Clock is running fast

I have a PC with:

sda - Mint 5
sdb - openSuse 11
sdc - sidux

The last couple of days I’ve noticed that my clock in opensuse is running twenty minutes fast, so I thought it may be the battery on the motherboard. But then I logged into Mint 5 and the clock is accurate there. If the battery was bad then all three distros would be off time, correct?

What would cause openSuse’s clock to run fast?

…this morning when booting up, the clock was fast by 1 hr and 40 minutes. What could cause this?

Look for the file /etc/adjtime. It’s probably got some insane values in it. Post what’s in it and then delete it and see if that fixes your problem.

here it is:

18765.953693 1215431182 0.000000
1215431133
UTC

vinoman2 wrote:

>
> …this morning when booting up, the clock was fast by 1 hr and 40
> minutes. What could cause this?
>
>

The system tries to ‘tweak’ the ‘ticks’ per second, so that system time will
(slowly) catch up to real time. Occasionally, the tweak swings too far, and
the clock runs fast…

the control data for the ticker is /etc/adjtime

If you delete that file, then the next time you reboot, ntp will recreate it
with default values, and start doing the ‘tweak’ thing again as you adjust
the clock.

Big jumps are often caused by shifting from LocalTime to UTC or vice-versa.
If you keep your system clocks on UTC, the operating system will
automatically adjust for daylight savings. If you’re booting Windows
anytime, leave it as LocalTime, since Windows doesn’t know how to deal with
clocks in UTC (Unless you live in Greenland!)

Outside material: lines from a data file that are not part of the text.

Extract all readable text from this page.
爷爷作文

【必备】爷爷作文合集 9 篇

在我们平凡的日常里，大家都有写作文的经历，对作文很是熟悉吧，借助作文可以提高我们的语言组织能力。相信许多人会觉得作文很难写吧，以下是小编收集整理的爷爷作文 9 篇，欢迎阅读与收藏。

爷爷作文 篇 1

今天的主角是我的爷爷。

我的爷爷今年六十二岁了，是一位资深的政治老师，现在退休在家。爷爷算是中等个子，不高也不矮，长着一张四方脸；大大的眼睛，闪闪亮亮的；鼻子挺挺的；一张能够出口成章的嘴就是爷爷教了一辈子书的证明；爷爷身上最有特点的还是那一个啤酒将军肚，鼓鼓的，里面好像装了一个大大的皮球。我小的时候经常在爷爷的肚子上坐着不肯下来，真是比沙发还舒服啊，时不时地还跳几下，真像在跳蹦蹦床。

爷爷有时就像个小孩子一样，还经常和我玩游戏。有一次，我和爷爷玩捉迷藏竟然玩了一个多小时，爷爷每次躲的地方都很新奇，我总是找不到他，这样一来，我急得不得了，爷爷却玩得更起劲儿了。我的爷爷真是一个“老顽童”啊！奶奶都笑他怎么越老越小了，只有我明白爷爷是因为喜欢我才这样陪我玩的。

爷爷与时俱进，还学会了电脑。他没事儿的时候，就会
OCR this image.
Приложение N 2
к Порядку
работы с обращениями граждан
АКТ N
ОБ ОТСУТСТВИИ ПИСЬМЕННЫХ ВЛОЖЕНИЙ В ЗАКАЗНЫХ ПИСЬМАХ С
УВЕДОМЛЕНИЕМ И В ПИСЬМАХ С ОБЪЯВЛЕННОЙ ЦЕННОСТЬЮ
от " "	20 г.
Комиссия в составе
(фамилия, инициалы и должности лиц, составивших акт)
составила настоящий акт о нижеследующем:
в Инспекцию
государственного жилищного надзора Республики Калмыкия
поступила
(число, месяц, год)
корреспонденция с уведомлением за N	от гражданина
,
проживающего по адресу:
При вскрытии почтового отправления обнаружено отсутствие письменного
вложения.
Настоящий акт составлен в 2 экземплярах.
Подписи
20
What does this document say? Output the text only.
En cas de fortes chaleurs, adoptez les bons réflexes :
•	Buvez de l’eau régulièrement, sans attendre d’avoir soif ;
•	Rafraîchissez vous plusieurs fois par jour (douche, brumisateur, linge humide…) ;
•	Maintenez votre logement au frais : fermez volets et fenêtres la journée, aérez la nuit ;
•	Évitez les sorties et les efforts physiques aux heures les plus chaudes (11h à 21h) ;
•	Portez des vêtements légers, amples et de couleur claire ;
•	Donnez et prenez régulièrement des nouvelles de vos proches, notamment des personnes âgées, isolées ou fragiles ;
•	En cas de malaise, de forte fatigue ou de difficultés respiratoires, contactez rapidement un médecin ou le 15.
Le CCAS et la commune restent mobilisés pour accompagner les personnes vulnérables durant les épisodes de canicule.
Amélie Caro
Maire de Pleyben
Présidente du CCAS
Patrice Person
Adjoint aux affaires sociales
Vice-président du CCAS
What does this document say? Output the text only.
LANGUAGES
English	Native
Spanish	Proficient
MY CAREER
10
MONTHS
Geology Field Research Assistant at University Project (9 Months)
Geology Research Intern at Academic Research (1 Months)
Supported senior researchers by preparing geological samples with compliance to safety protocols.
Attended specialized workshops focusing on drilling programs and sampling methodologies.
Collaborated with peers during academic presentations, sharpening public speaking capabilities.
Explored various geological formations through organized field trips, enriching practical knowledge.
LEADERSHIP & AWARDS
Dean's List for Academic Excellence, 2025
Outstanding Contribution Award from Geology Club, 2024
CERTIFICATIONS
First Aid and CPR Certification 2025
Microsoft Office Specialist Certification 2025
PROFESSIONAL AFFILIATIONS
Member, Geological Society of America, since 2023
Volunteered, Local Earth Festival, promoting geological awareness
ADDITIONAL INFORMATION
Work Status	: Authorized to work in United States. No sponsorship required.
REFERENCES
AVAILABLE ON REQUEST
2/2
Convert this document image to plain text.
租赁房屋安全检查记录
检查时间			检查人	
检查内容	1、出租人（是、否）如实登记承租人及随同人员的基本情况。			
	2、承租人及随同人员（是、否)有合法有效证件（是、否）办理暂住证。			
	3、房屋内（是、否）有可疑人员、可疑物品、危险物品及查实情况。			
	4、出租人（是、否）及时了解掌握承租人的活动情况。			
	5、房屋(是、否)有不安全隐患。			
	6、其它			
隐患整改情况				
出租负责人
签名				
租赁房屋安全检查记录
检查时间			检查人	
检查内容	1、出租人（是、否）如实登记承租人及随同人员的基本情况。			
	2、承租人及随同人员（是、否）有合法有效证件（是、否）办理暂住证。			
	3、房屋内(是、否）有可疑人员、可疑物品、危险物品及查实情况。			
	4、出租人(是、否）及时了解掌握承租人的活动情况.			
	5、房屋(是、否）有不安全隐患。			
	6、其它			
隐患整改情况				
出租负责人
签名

A good suggestion is to enable the NTP client to start at boot. This will
correct the time at boot, and every few hours. Keeps the ‘tweaker’ from
making you time-travel into the future.

Just tell it to use random address from pool, and enable at boot. No more
problem!!

Take Care,

Loni


L R Nix
lornix@lornix.com

Yeah that first value is too high.

I thought so. I deleted it and rebooted. I’ll see how it does tomorrow morning. Thanks.